After exploring the question of identity, it is important to explain the pedagogical method behind our approach. It has gradually evolved towards a desire to put hand drawing back at the center of research tools. Perhaps this is based on a new need to distance ourselves from computers, which are sometimes too present in our teaching? In line with the desire to bring complexity back to the forefront, the workshop aims, through drawing, to move away from digital standardization and reintroduce the richness of ornamentation and the vibrancy of each student. In addition, our trips are an integral part of our teaching. They help to bring out the specificities of a city, its complexity, its tensions or its scars, to learn to understand it, to tame it, even in its urban underbelly, and to find ways to make it evolve through architectural projects. Two trips punctuated the year for the 60 students enrolled. The first, at the end of October 2024, allowed them to discover Bordeaux and meet a series of experts and actors in the field, in order to arouse curiosity about the different themes and singularities of the city. Each participant must produce one hand-drawn sketch per day in A5 format. There are no guidelines for this exercise. Next, large drawings in A1 format, depicting maps on a territorial scale, attempt to highlight specific urban features. Other large drawings explore and illustrate technical details from contemporary or historical projects. This approach to territory plunges us into the heart of reality, into the very substance of things. How can we define an architectural detail? And how can this detail, in turn, define architecture? What is its contribution to the aesthetics, functionality, and sustainability of a building? These different families of research, on different scales and formats, will gradually serve as guides for long urban walks off the beaten track.
The second trip, organized at the end of February 2025, consisted of a more detailed survey of the city with an unusual route connecting each site selected by the students.

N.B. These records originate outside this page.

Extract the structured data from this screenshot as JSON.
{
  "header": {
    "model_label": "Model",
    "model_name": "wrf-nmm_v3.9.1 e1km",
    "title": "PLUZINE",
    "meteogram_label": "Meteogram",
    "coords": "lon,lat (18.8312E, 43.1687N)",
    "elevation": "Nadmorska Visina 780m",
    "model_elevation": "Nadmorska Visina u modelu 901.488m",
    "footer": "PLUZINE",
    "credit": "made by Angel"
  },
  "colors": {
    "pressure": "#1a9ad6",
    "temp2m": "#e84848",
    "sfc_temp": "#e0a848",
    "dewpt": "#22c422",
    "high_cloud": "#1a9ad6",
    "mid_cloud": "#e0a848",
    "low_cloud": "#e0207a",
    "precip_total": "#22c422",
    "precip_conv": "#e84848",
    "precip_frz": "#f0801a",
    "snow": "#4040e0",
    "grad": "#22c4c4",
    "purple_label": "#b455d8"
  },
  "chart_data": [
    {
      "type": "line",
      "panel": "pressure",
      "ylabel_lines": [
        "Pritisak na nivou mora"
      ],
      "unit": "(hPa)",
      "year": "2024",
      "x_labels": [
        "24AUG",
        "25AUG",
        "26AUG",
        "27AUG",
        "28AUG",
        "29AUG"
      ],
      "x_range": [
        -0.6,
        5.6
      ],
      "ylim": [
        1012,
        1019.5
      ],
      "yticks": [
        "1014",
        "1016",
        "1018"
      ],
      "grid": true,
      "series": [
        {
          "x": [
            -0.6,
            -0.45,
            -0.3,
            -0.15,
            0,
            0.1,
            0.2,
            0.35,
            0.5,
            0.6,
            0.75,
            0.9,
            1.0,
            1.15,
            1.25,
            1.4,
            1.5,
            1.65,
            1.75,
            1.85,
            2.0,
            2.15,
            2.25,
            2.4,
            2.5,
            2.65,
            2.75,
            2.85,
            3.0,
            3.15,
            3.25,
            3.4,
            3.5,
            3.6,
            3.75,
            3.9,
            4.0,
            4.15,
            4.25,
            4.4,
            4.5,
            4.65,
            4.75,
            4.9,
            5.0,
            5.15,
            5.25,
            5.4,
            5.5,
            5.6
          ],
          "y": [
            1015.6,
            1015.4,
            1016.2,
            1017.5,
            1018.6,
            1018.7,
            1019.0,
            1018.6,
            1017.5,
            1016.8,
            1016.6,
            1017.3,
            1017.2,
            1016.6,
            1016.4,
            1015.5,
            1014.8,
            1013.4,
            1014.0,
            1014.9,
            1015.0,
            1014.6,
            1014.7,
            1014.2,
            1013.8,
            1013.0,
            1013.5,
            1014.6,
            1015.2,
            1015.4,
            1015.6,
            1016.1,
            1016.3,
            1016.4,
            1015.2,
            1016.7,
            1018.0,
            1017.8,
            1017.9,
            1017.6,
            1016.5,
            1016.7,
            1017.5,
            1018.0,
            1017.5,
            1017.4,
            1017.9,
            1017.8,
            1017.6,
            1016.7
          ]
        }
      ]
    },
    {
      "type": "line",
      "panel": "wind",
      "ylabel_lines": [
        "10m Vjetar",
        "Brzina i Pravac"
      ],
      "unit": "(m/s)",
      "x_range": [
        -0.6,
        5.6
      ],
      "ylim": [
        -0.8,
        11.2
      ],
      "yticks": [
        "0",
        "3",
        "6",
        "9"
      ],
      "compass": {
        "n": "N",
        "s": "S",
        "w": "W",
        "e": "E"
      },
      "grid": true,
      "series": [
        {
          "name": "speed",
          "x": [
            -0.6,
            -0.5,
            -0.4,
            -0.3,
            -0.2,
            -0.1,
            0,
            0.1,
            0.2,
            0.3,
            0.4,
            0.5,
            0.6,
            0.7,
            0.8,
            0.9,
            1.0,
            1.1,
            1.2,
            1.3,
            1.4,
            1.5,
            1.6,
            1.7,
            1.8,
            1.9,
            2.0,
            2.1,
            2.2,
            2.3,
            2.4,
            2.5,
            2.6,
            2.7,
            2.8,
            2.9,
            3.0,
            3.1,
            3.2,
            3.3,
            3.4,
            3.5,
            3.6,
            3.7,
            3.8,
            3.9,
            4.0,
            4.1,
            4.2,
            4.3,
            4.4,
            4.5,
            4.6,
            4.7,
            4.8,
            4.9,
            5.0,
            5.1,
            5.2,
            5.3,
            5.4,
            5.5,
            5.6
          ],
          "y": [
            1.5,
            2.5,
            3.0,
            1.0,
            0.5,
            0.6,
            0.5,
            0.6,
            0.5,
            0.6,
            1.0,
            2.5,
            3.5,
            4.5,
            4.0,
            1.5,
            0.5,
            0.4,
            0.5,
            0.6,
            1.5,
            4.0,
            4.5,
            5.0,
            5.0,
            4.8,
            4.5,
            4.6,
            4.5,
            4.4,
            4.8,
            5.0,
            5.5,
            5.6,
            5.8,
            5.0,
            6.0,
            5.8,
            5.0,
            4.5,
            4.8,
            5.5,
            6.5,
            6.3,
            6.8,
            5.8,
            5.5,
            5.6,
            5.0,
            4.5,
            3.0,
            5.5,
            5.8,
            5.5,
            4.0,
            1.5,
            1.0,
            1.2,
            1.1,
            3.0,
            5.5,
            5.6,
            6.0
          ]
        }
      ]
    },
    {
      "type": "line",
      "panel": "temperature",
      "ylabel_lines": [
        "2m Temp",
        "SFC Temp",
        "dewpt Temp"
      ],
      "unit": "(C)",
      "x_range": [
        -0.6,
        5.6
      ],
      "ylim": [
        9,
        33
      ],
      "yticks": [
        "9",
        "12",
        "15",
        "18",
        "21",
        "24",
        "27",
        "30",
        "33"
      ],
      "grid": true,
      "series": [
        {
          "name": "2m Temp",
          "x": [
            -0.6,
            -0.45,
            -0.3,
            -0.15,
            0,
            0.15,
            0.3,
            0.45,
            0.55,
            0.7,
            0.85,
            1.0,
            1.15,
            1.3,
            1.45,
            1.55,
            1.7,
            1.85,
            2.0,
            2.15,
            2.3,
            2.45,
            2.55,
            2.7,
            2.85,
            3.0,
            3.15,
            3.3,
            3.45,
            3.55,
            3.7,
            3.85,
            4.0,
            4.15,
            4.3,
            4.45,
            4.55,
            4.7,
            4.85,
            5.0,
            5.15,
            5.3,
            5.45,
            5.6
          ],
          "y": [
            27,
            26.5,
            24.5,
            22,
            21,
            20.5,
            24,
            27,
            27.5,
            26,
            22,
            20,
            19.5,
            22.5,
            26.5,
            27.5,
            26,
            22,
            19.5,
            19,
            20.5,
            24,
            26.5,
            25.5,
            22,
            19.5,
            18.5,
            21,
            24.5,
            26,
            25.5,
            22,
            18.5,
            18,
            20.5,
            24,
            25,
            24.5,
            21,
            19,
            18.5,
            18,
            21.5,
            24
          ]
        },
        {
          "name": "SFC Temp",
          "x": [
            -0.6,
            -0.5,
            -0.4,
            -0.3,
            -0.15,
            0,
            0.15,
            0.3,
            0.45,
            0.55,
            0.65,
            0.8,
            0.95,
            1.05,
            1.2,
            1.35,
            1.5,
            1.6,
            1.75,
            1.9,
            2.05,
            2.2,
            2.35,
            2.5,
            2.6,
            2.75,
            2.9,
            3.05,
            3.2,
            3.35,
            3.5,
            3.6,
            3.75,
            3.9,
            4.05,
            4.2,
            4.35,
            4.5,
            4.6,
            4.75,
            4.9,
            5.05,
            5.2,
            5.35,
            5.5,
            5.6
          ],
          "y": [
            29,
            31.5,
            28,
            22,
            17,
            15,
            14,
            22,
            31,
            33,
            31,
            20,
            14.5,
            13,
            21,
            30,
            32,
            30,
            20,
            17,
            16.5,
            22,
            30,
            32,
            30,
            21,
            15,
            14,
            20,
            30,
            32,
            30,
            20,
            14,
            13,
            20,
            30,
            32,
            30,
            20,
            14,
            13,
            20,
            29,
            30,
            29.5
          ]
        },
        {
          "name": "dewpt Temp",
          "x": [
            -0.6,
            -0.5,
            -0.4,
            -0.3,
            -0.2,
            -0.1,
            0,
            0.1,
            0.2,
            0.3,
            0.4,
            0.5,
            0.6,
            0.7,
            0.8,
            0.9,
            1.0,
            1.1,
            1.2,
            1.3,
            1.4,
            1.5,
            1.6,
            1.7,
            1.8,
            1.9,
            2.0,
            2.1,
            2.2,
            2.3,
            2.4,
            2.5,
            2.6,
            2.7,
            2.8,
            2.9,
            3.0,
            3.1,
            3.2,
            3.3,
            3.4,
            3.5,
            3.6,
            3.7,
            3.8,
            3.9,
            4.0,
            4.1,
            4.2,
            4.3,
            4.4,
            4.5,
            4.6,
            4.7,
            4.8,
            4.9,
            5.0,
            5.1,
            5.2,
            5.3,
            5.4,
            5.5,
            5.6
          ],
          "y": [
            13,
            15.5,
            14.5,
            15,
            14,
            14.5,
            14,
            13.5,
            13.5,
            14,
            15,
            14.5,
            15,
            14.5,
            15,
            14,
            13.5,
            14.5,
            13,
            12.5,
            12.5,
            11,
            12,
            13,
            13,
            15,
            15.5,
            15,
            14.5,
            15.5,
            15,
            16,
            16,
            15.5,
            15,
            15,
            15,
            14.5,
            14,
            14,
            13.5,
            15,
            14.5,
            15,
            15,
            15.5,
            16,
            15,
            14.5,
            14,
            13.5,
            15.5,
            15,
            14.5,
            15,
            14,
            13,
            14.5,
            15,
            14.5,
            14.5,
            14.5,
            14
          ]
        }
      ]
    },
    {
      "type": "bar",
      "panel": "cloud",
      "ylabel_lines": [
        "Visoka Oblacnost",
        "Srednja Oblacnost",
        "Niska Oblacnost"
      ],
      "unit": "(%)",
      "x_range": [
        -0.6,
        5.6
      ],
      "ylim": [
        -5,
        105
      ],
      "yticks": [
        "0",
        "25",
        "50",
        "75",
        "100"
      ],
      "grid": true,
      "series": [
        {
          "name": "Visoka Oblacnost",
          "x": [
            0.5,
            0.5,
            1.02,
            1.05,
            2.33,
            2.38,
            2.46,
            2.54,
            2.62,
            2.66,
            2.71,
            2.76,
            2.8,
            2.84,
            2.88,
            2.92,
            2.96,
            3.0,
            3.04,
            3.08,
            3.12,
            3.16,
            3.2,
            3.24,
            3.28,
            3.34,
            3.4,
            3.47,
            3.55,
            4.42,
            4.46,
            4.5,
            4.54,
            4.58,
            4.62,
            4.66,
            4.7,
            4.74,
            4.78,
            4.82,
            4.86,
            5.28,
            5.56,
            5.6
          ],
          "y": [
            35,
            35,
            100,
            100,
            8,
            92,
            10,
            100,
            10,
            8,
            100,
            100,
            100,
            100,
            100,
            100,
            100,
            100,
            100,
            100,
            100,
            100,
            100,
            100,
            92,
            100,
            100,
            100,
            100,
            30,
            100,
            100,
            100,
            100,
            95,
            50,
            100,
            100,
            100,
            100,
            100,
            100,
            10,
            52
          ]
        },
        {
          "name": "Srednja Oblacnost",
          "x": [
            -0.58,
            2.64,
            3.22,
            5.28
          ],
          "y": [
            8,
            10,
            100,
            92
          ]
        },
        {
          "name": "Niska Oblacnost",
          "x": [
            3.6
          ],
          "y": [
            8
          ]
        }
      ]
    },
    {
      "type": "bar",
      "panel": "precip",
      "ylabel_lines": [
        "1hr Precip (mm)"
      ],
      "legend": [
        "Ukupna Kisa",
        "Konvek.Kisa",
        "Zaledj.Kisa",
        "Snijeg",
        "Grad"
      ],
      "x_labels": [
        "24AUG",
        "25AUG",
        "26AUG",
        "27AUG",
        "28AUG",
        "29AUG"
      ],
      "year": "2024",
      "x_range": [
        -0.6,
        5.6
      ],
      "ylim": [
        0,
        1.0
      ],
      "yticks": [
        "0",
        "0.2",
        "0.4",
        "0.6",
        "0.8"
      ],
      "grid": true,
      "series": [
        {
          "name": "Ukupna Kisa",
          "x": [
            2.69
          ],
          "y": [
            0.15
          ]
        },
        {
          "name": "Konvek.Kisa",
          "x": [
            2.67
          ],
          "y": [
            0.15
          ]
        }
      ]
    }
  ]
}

These visits provided a unique way of seeing and understanding the city: neither residents nor tourists travel such long distances through residential neighborhoods, industrial areas, suburbs, tourist areas, and stone quarries. These two trips are study opportunities that are an integral part of the learning method. All the experiments will ultimately come together in situ in architectural projects that are implemented in places that resonate with the research. Like the large urban cross-sections that Ignasi de Solà-Morales i Rubió made in the territory to understand and care for it, the workshop uses the architectural project as urban acupuncture needles, whose story unfolds in invisible territories.